I am trying to fine-tune language identification model using SpeechBrain. I followed the notebook [tutorial][1] on fine-tuning ASR model. However, I have trouble adding new label into the model. I would like to add new language their, so I edited label_encoder.txt and add there new line ‘yk: Yakut’ => 107, but during the training process I got the next error:
return torch._C._nn.nll_loss_nd(input, target, weight, _Reduction.get_enum(reduction), ignore_index)
IndexError: Target 107 is out of bound
My language brain class looks like this:
class LanguageBrain(speechbrain.core.Brain):
def on_stage_start(self, stage, epoch):
# enable grad for all modules we want to fine-tune
if stage == speechbrain.Stage.TRAIN:
for module in [self.modules.compute_features, self.modules.mean_var_norm,
self.modules.embedding_model, self.modules.classifier]:
for p in module.parameters():
p.requires_grad = True
def compute_forward(self, batch, stage):
"""Computation pipeline based on a encoder + speaker classifier.
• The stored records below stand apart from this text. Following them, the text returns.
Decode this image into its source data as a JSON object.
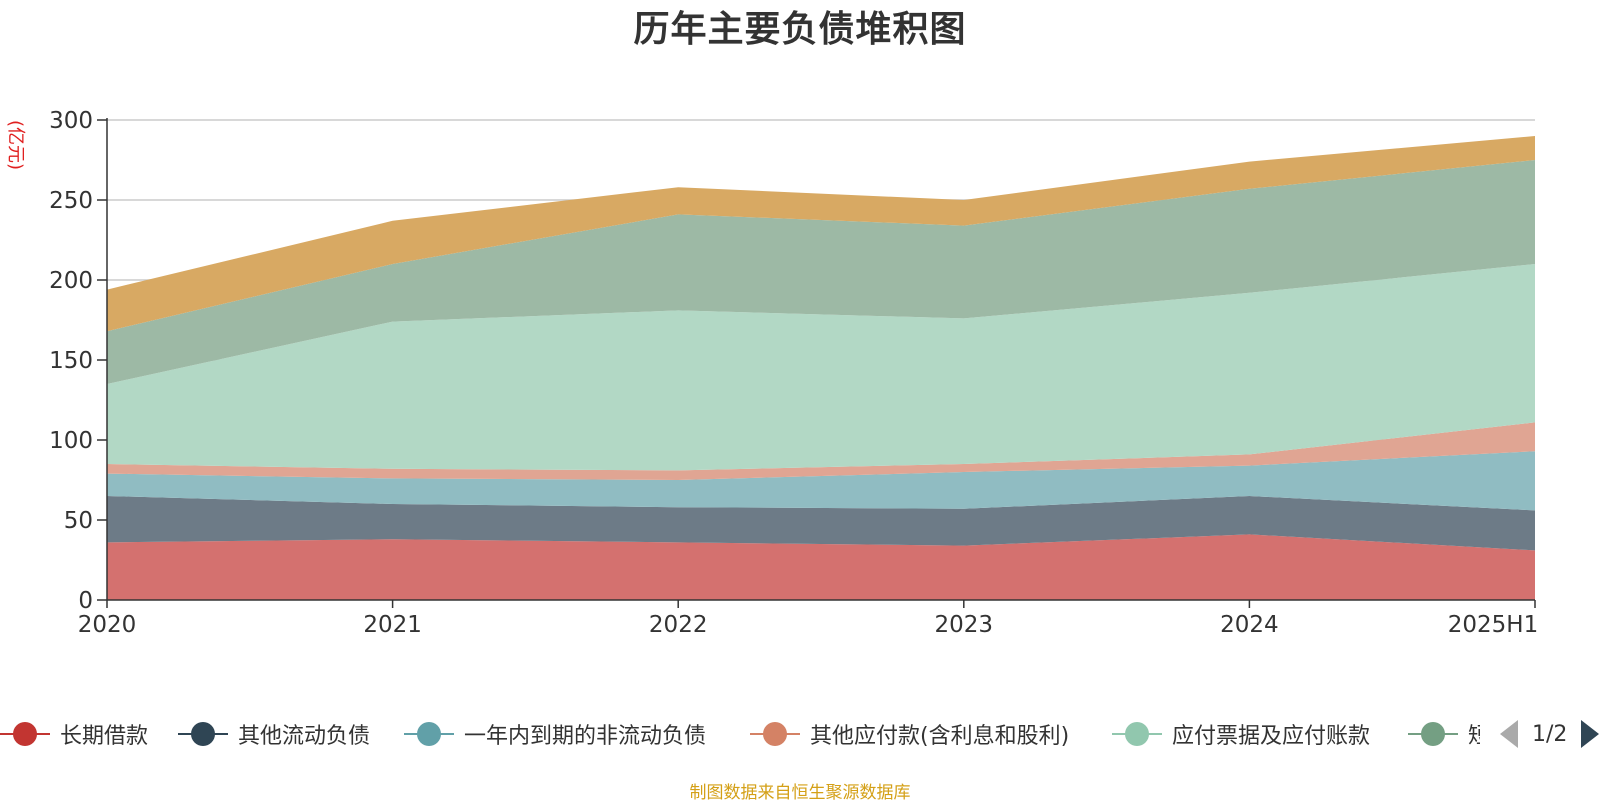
{
  "title": "历年主要负债堆积图",
  "unit_label": "(亿元)",
  "source_text": "制图数据来自恒生聚源数据库",
  "legend_page": "1/2",
  "chart_data": {
    "type": "area",
    "stacked": true,
    "categories": [
      "2020",
      "2021",
      "2022",
      "2023",
      "2024",
      "2025H1"
    ],
    "ylim": [
      0,
      300
    ],
    "yticks": [
      0,
      50,
      100,
      150,
      200,
      250,
      300
    ],
    "grid": true,
    "legend_position": "bottom",
    "series": [
      {
        "name": "长期借款",
        "color": "#c23531",
        "fill": "#d4716f",
        "values": [
          36,
          38,
          36,
          34,
          41,
          31
        ]
      },
      {
        "name": "其他流动负债",
        "color": "#2f4554",
        "fill": "#6d7b87",
        "values": [
          29,
          22,
          22,
          23,
          24,
          25
        ]
      },
      {
        "name": "一年内到期的非流动负债",
        "color": "#61a0a8",
        "fill": "#90bcc2",
        "values": [
          14,
          16,
          17,
          23,
          19,
          37
        ]
      },
      {
        "name": "其他应付款(含利息和股利)",
        "color": "#d48265",
        "fill": "#e0a593",
        "values": [
          6,
          6,
          6,
          5,
          7,
          18
        ]
      },
      {
        "name": "应付票据及应付账款",
        "color": "#91c7ae",
        "fill": "#b2d8c5",
        "values": [
          50,
          92,
          100,
          91,
          101,
          99
        ]
      },
      {
        "name": "短",
        "color": "#749f83",
        "fill": "#9db9a5",
        "values": [
          33,
          36,
          60,
          58,
          65,
          65
        ]
      },
      {
        "name": "",
        "color": "#ca8622",
        "fill": "#d8a963",
        "values": [
          26,
          27,
          17,
          16,
          17,
          15
        ]
      }
    ]
  }
}
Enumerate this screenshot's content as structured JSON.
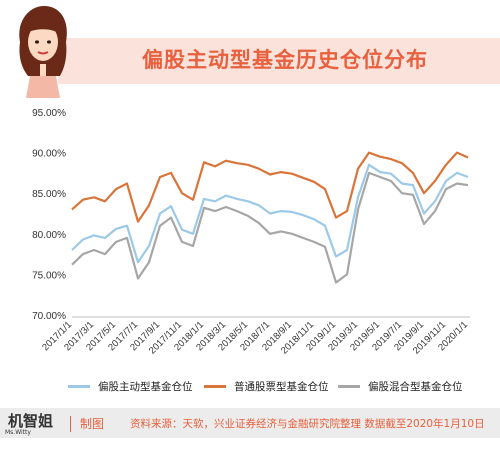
{
  "header": {
    "title": "偏股主动型基金历史仓位分布"
  },
  "footer": {
    "logo_text": "机智姐",
    "logo_sub": "Ms.Witty",
    "tag": "制图",
    "source": "资料来源：天软，兴业证券经济与金融研究院整理 数据截至2020年1月10日"
  },
  "colors": {
    "accent": "#e8603d",
    "banner": "#fbe3dc",
    "series_blue": "#9cc9e8",
    "series_orange": "#d9743a",
    "series_gray": "#a6a6a6"
  },
  "chart_data": {
    "type": "line",
    "y_ticks": [
      "70.00%",
      "75.00%",
      "80.00%",
      "85.00%",
      "90.00%",
      "95.00%"
    ],
    "ylim": [
      70,
      96
    ],
    "grid": false,
    "legend_position": "bottom",
    "x_ticks": [
      "2017/1/1",
      "2017/3/1",
      "2017/5/1",
      "2017/7/1",
      "2017/9/1",
      "2017/11/1",
      "2018/1/1",
      "2018/3/1",
      "2018/5/1",
      "2018/7/1",
      "2018/9/1",
      "2018/11/1",
      "2019/1/1",
      "2019/3/1",
      "2019/5/1",
      "2019/7/1",
      "2019/9/1",
      "2019/11/1",
      "2020/1/1"
    ],
    "x": [
      "2017/1",
      "2017/2",
      "2017/3",
      "2017/4",
      "2017/5",
      "2017/6",
      "2017/7",
      "2017/8",
      "2017/9",
      "2017/10",
      "2017/11",
      "2017/12",
      "2018/1",
      "2018/2",
      "2018/3",
      "2018/4",
      "2018/5",
      "2018/6",
      "2018/7",
      "2018/8",
      "2018/9",
      "2018/10",
      "2018/11",
      "2018/12",
      "2019/1",
      "2019/2",
      "2019/3",
      "2019/4",
      "2019/5",
      "2019/6",
      "2019/7",
      "2019/8",
      "2019/9",
      "2019/10",
      "2019/11",
      "2019/12",
      "2020/1"
    ],
    "series": [
      {
        "name": "偏股主动型基金仓位",
        "color": "#9cc9e8",
        "values": [
          78.0,
          79.3,
          79.8,
          79.5,
          80.6,
          81.0,
          76.5,
          78.5,
          82.5,
          83.4,
          80.5,
          80.0,
          84.3,
          84.0,
          84.7,
          84.3,
          84.0,
          83.5,
          82.5,
          82.8,
          82.7,
          82.3,
          81.8,
          81.0,
          77.2,
          78.0,
          84.5,
          88.5,
          87.6,
          87.4,
          86.2,
          86.0,
          82.5,
          84.0,
          86.5,
          87.5,
          87.0
        ]
      },
      {
        "name": "普通股票型基金仓位",
        "color": "#d9743a",
        "values": [
          83.0,
          84.2,
          84.5,
          84.0,
          85.5,
          86.2,
          81.5,
          83.5,
          87.0,
          87.5,
          85.0,
          84.2,
          88.8,
          88.3,
          89.0,
          88.7,
          88.5,
          88.0,
          87.3,
          87.6,
          87.4,
          86.9,
          86.4,
          85.5,
          82.0,
          82.8,
          88.0,
          90.0,
          89.5,
          89.2,
          88.7,
          87.5,
          85.0,
          86.5,
          88.5,
          90.0,
          89.4
        ]
      },
      {
        "name": "偏股混合型基金仓位",
        "color": "#a6a6a6",
        "values": [
          76.2,
          77.5,
          78.0,
          77.5,
          79.0,
          79.5,
          74.5,
          76.5,
          81.0,
          82.0,
          79.0,
          78.5,
          83.2,
          82.8,
          83.3,
          82.8,
          82.2,
          81.3,
          80.0,
          80.3,
          80.0,
          79.5,
          79.0,
          78.4,
          74.0,
          75.0,
          83.0,
          87.5,
          87.0,
          86.5,
          85.0,
          84.8,
          81.2,
          82.8,
          85.5,
          86.2,
          86.0
        ]
      }
    ]
  }
}
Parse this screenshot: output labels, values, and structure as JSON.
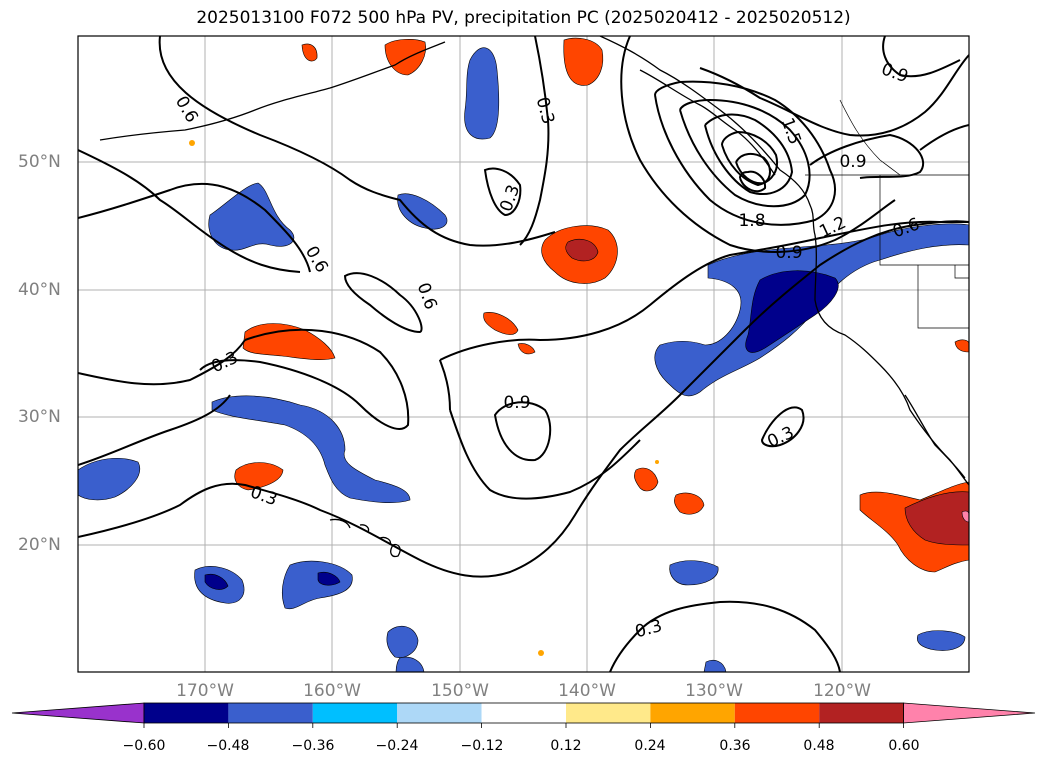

Data augmentation and environmental corruption are applied to the
input speech.
"""
batch = batch.to(self.device)
wavs, lens = batch.sig
feats = self.modules.compute_features(wavs)
feats = self.modules.mean_var_norm(feats, lens)
# Embeddings + speaker classifier
embeddings = self.modules.embedding_model(feats, lens)
outputs = self.modules.classifier(embeddings)
return outputs, lens
def compute_objectives(self, predictions, batch, stage):
"""Computes the loss using speaker-id as label.
"""
predictions, lens = predictions
uttid = batch.id
langid = batch.lang_id_encoded
if stage == speechbrain.Stage.TRAIN:
langid = torch.cat([langid], dim=0)
loss = self.hparams.compute_cost(predictions, langid.unsqueeze(1), lens)
return loss
def on_stage_end(self, stage, stage_loss, epoch=None):
"""Gets called at the end of an epoch."""
stage_stats = {"loss": stage_loss}
checkpointer.save_and_keep_only(
meta={"loss": stage_stats["loss"]},
min_keys=["loss"])
I guess I need to do something with the classification layer. I deleted it and changed to layer with the output features I need:
import torch.nn as nn
class Identity(nn.Module):
def __init__(self):
super(Identity, self).__init__()
def forward(self, x):
return x
language_id.mods.classifier.out.w = Identity()
language_id.mods.classifier.out.w = nn.Linear(512, 108)
However in that case I got another error:
RuntimeError: Error(s) in loading state_dict for Classifier: size mismatch for out.w.weight: copying a param with shape torch.Size([107, 512]) from checkpoint, the shape in current model is torch.Size([108, 512]). size mismatch for out.w.bias: copying a param with shape torch.Size([107]) from checkpoint, the shape in current model is torch.Size([108]).
How could I train the model to predict new label class?